Other Hollywood directors answer that description. What makes Billy Wilder stand out? Two things, says Writer Brackett: "His exuberant vulgarity and his magnificent awareness of the audience. When it comes to guessing audience reaction, Billy is almost never wrong."
Dangerous Ideals. That awareness of audience and story somehow enables him to carry off situations that seem outrageous. Few moviemakers nowadays would dare stake a whole picture, as he did in Some Like It Hot, on the comedy to be derived from two muscular men dressing up as girls. Few producers would have permitted themselves, as Billy did in Sunset Boulevard, to start a movie with a corpse floating in a swimming pool and then have the corpse himself tell the story. He seems almost to be playing a game with himself to see how close he can come to the edge of questionable taste or implausibility without ever falling over the brink.
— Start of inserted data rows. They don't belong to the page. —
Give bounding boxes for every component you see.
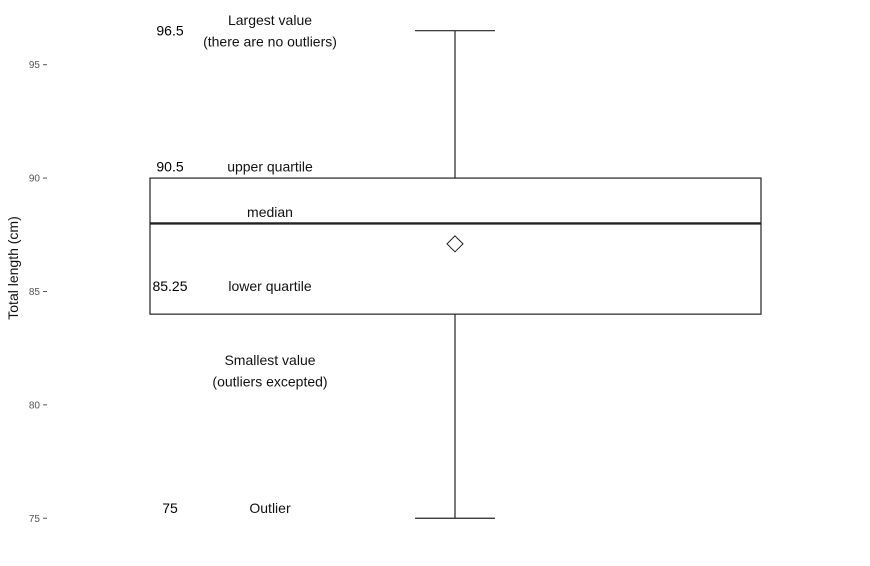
annotation-description: Smallest value xyxy=(224,352,315,368)
y-ticks: 75 80 85 90 95 xyxy=(29,60,47,525)
annotation-description: (outliers excepted) xyxy=(212,374,327,390)
annotation-description: Outlier xyxy=(249,500,291,516)
y-tick-label: 90 xyxy=(29,174,41,185)
annotation-description: median xyxy=(247,204,293,220)
mean-marker xyxy=(446,235,464,253)
annotations: 96.5 Largest value (there are no outliers)… xyxy=(152,12,336,516)
annotation-description: lower quartile xyxy=(228,278,311,294)
y-axis-title: Total length (cm) xyxy=(5,216,21,319)
annotation-description: (there are no outliers) xyxy=(203,33,337,49)
y-tick-label: 75 xyxy=(29,514,41,525)
annotation-description: Largest value xyxy=(228,12,312,28)
annotation-value: 96.5 xyxy=(156,23,183,39)
annotation-value: 90.5 xyxy=(156,159,183,175)
box-whisker-group xyxy=(149,30,762,519)
annotation-value: 75 xyxy=(162,500,178,516)
annotation-description: upper quartile xyxy=(227,159,313,175)
y-axis: Total length (cm) 75 80 85 90 95 xyxy=(5,60,47,525)
y-tick-label: 95 xyxy=(29,60,41,71)
y-tick-label: 80 xyxy=(29,400,41,411)
interquartile-box xyxy=(149,177,762,315)
annotation-value: 85.25 xyxy=(152,278,187,294)
y-tick-label: 85 xyxy=(29,287,41,298)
What keeps him sure-footed may well be an obsession with the craft of storytelling. One of his favorite games is called "openers" and consists of inventing bizarre movie situations. Quite a few of them reach the screen. One of his most famous openers, eventually used in Bluebeard's Eighth Wife: a man (Gary Cooper) and a girl (Claudette Colbert) meet at a d'epartment store counter because she tries to buy only the pants of a pair of pajamas and he only the top. One of Wilder's current and so far unused openers : the Russians kidnap a famous American actress, who might be Marilyn Monroe, in West Berlin; they take her away to brainwash her, but she beats them because she has no brain to wash. Another: a high-ranking Communist defects to the West, leaving his wife and three children behind in Russia. When they are liquidated, he goes back: he was not a defector at all, but merely wanted to get rid of his family.
Many of Wilder's fans think that he is capable of being far more than an entertainer, that he could turn into a Brecht of the cinema. But if Billy did that, he might find himself playing the lead role in a terrifying "opener": big director wins fame and fortune by making solidly entertaining movies, suddenly gets ideals and loses everything on one big flop, winds up living in the ladies' room in the Chateau Marmont.